TIN Fish is funny and it is sad. It makes you giggle with its boyish, and sometimes wry, humour. It takes you through the lows with pretty much the same intensity. Feelings run deep here, even as there is a conscious effort to camouflage emotions—a typical boy-doing-the-big-man act.

The book is about a bunch of thick friends at the prized Mayo College, each struggling to fit the Mayo bill and trying to take charge of their lives. So we have Barun Ray, aka Brandy, who is in love with an older Sophia girl; PT Shoe, a princeling who wants to marry a gora chick; Fish, an ace swimmer who wants to be on the Indian Olympic team and who is also in love with a Muslim, much against the wishes of his presumptuously arrogant father; and Porridge, caught between warring churches at home. The whacky boarding lingo, the boyish Rajputana bravado, adolescent curiosities and rivalries, barmy obsession with anything girl, classroom goings-on and socials are fun, but the mood on the campus undergoes a profound transformation following the death of Brandy’s mother and Fish’s suicide. Their fishbowl existence is shaken and they wake up to the reality of the unsheltered world.

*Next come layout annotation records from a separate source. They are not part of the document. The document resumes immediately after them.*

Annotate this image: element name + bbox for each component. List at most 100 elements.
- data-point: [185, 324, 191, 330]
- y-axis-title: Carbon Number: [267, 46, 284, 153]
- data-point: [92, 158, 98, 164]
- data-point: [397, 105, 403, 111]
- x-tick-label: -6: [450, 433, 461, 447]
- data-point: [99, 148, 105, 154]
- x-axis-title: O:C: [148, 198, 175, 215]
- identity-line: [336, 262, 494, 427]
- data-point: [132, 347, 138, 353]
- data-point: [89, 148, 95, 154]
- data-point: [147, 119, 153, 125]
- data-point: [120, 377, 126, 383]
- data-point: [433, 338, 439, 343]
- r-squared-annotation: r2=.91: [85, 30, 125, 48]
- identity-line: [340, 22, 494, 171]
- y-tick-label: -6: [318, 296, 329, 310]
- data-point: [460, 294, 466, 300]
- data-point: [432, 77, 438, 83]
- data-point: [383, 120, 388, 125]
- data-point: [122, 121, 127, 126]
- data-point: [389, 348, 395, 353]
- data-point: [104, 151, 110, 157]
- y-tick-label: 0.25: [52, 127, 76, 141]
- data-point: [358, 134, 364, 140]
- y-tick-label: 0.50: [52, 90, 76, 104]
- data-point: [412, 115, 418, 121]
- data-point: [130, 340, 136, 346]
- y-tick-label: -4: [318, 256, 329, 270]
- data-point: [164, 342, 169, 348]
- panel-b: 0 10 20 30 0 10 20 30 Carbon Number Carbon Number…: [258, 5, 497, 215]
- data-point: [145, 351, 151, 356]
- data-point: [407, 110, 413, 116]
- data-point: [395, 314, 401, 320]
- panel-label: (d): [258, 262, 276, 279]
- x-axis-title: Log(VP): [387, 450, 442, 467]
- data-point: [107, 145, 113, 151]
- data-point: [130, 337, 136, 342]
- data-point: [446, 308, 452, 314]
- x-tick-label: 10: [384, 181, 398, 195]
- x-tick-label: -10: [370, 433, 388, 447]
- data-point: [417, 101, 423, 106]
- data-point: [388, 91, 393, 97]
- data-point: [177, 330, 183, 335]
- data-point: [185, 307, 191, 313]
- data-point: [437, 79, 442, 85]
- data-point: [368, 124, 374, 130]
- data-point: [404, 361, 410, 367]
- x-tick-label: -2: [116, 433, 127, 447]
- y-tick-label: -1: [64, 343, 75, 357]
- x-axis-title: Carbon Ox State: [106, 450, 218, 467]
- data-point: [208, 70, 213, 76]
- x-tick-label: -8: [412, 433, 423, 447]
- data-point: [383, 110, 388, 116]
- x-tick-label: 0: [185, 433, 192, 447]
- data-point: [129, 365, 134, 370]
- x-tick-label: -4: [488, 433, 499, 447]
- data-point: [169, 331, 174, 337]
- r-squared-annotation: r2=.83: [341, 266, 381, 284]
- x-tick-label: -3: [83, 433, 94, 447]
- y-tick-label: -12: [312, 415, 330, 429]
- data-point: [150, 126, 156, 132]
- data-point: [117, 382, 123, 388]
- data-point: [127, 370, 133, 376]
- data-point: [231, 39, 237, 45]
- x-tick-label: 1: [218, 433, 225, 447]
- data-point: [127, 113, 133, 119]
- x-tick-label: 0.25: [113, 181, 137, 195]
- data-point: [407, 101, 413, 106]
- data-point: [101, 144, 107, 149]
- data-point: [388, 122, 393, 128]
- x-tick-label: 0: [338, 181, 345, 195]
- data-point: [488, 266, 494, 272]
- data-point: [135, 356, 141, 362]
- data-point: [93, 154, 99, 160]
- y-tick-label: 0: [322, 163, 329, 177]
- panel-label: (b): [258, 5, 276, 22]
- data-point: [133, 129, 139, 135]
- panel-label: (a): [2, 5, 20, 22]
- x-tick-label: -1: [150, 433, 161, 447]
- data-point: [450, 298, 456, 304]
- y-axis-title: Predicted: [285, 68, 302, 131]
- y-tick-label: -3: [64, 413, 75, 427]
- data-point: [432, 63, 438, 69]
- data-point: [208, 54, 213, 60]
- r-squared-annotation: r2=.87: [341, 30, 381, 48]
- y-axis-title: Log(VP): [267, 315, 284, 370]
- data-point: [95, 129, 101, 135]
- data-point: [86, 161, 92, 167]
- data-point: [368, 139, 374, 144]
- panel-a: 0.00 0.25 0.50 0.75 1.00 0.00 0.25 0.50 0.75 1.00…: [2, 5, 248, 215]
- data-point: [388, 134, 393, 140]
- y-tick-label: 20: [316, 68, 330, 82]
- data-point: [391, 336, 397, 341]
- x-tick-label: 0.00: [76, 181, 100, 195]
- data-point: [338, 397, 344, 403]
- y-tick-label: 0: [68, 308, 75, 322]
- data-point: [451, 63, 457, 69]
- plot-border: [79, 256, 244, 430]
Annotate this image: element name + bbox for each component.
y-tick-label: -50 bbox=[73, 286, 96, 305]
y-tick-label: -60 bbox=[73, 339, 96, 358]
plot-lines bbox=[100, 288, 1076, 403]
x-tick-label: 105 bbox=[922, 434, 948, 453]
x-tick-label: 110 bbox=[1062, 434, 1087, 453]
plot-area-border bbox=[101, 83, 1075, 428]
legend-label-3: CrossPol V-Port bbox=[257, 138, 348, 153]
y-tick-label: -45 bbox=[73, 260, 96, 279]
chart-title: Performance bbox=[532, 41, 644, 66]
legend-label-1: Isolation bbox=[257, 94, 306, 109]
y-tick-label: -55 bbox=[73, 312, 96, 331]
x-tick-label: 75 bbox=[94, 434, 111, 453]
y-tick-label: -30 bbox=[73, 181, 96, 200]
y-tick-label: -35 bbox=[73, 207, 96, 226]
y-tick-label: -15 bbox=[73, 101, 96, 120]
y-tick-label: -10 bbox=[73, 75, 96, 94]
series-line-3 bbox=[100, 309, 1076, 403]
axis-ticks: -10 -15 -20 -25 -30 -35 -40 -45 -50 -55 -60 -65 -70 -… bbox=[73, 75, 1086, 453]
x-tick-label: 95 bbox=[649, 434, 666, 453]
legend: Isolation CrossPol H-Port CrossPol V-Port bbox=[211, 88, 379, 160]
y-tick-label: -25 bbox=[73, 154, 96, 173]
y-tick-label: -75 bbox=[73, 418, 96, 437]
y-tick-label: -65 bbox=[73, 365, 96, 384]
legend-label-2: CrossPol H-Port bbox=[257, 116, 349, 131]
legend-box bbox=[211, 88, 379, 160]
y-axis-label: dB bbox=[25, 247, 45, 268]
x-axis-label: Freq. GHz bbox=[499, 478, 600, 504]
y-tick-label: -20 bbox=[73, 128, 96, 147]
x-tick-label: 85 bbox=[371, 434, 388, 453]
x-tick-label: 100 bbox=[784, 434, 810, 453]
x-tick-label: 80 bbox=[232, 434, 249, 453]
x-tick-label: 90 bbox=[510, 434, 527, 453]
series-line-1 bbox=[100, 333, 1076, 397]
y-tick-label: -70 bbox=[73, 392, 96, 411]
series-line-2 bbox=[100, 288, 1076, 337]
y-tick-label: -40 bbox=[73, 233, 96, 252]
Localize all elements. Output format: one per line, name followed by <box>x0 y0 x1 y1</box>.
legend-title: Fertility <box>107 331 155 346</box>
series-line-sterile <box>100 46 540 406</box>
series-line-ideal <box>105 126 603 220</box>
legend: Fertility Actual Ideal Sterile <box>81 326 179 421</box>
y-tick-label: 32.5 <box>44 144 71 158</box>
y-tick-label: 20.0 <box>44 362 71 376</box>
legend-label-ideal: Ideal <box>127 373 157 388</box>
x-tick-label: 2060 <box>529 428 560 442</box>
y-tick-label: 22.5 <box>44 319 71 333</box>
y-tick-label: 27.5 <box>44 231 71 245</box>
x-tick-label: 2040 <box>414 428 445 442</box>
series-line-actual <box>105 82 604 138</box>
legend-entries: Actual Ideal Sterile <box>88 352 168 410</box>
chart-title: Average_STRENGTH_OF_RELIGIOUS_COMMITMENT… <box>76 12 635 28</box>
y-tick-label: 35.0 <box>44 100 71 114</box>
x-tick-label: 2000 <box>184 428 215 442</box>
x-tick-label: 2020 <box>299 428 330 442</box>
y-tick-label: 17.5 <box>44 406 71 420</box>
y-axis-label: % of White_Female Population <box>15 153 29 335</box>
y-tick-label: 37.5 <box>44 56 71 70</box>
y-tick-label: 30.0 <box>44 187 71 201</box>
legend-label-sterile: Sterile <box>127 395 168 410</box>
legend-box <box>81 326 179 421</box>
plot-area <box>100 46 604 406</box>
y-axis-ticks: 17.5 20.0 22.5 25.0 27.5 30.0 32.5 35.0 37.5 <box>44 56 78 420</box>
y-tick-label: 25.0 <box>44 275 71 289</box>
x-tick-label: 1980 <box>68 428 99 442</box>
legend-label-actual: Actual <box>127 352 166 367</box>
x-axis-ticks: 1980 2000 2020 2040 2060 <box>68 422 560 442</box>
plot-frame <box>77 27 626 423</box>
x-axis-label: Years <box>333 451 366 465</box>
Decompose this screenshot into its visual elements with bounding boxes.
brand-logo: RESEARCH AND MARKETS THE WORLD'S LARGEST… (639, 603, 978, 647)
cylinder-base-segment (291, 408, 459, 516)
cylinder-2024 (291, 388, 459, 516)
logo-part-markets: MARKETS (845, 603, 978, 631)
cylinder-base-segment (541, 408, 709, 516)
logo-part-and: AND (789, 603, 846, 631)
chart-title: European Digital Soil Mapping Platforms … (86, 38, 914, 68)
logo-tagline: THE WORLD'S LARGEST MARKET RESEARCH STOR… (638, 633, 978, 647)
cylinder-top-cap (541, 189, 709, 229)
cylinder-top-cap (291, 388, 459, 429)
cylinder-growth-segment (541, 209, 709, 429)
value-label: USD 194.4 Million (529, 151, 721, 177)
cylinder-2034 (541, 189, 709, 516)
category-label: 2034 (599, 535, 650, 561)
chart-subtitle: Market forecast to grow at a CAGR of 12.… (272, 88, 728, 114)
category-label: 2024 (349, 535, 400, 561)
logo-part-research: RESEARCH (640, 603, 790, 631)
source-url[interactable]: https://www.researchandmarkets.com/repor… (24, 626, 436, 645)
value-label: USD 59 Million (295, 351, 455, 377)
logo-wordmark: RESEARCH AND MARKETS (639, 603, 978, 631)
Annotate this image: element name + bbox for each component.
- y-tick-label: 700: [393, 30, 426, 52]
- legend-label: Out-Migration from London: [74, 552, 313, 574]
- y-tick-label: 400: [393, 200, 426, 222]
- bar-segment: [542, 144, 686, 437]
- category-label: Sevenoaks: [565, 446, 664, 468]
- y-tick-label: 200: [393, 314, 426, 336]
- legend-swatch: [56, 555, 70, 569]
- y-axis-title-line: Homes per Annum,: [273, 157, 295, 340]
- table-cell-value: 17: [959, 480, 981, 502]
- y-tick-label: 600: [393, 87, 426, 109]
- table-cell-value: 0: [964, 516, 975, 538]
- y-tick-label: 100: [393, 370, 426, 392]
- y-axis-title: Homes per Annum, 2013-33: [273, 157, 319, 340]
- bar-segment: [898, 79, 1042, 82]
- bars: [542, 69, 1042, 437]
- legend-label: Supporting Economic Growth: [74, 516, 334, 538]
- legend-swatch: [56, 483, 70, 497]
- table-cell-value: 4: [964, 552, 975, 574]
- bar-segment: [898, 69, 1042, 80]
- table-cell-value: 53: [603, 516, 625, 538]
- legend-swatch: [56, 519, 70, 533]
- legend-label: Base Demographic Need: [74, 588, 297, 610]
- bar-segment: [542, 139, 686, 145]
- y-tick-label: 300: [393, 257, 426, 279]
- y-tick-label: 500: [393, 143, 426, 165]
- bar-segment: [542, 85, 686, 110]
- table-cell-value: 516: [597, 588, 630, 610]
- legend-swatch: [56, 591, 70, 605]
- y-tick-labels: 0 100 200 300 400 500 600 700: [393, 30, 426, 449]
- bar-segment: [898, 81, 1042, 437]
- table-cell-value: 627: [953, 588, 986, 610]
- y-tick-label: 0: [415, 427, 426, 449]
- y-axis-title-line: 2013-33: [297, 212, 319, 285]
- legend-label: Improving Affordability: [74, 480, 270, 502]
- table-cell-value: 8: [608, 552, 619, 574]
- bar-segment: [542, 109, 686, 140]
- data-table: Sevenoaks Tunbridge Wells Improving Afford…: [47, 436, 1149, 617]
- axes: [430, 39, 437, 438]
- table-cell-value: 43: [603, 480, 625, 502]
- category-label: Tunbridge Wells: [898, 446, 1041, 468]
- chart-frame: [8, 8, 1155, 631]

Life alters for Brandy, who is filled with simmering anger following his mother’s death. He grows apart from his father and sister, but sees fresh hope in the older Samira. Fish knows he would never be allowed to chase his dreams and commits suicide while acting in a school play. Sudeep handles the grisly episode with sensitivity and the emotions that run through Fish’s friends and mother are poignant.

The sudden deaths in a short span unhinge Brandy. The attempt at stolidity is empathetic and the support of friends is touching.

A Mayoite himself, Sudeep has worked on the Asian Wall Street Journal and India Today and is a columnist. His Tin Fish is a sort of book that takes you back to your boarding days. It took me to mine. When you reach the end, the book disappoints, but only because you wish it hadn’t finished yet. There is so much more to know about Brandy and his chums. You are left wondering if life treated them kind and if they lived out their dreams and friendship. Sudeep rewinds your childhood and makes you relive its uninterrupted joys and its turbulence. His manner is lucid and he is a natural storyteller. As the Mayo boys would say: it is a breeze book.